Assim, já que os suprimentos utilizados para as terapias são diferentes entre si, bem como a necessidade de planejamento logístico para sua aquisição, uma adequada predição do timming para a transição entre as terapias (contínua para intermitente) poderia gerir melhor as alocações dos recursos das UTIs. Nesse contexto, no presente estudo, foram incluídos 480 pacientes com diagnóstico de choque séptico (dependentes de noradrenalina ≥ 0,5µg/kg/minuto) e que necessitaram de TSR contínua (Kidney Disease: Improving Global Outcomes - KDIGO ≥ 2). Os dados foram coletados retrospectivamente de uma única UTI, e o tempo de uso continuado da terapia contínua foi avaliado de acordo com número de disfunções orgânicas presente nas primeiras 72 horas de admissão.
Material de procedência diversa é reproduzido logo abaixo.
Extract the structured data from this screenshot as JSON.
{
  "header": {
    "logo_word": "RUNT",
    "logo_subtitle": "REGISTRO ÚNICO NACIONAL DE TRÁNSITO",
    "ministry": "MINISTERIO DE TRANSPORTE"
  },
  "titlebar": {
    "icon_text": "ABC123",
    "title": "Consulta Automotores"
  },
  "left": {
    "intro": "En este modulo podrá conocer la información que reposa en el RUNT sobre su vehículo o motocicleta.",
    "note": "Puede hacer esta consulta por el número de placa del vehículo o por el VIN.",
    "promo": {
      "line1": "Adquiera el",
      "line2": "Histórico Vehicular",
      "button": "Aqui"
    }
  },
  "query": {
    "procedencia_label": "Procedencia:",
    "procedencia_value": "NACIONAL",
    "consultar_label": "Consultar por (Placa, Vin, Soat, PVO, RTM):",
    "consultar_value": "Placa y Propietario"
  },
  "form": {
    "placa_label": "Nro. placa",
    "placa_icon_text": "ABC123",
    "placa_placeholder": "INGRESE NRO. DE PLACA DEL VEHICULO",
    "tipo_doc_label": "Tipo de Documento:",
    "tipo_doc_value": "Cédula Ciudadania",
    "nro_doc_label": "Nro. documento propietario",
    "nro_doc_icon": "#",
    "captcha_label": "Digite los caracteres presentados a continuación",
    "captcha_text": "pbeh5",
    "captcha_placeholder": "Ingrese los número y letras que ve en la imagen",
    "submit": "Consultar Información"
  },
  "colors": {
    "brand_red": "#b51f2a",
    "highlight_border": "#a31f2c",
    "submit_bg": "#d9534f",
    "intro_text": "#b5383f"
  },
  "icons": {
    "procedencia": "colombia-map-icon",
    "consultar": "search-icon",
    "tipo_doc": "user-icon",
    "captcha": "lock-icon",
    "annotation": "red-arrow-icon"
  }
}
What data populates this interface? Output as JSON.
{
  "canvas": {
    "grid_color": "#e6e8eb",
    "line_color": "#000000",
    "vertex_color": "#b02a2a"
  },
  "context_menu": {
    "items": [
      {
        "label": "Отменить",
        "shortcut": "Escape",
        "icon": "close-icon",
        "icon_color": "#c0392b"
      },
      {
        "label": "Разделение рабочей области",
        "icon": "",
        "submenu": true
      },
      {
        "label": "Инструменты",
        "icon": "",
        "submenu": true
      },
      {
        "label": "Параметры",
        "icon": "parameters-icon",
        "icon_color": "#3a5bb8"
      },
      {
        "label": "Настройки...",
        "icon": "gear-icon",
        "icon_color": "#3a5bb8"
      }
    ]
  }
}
As disfunções orgânicas foram classificadas da seguinte maneira: gastrintestinal (necessidade de nutrição parenteral total); neurológica (diagnóstico de delirium avaliado por meio do Confusion Assessment Method for the Intensive Care Unit - CAM-ICU); respiratória (necessidade de suporte ventilatório invasivo ou não invasivo) e hematológica (necessidade de transfusão de hemoderivados). A UTI do estudo já utilizava TSR contínua como primeira escolha para pacientes com indicação clássica e naqueles que necessitam de drogas vasoativas em moderadas doses durante as sessões de diálise. Não havia, portanto, obstrução por falta de expertise ou de recursos que pudessem impactar na prescrição da terapia.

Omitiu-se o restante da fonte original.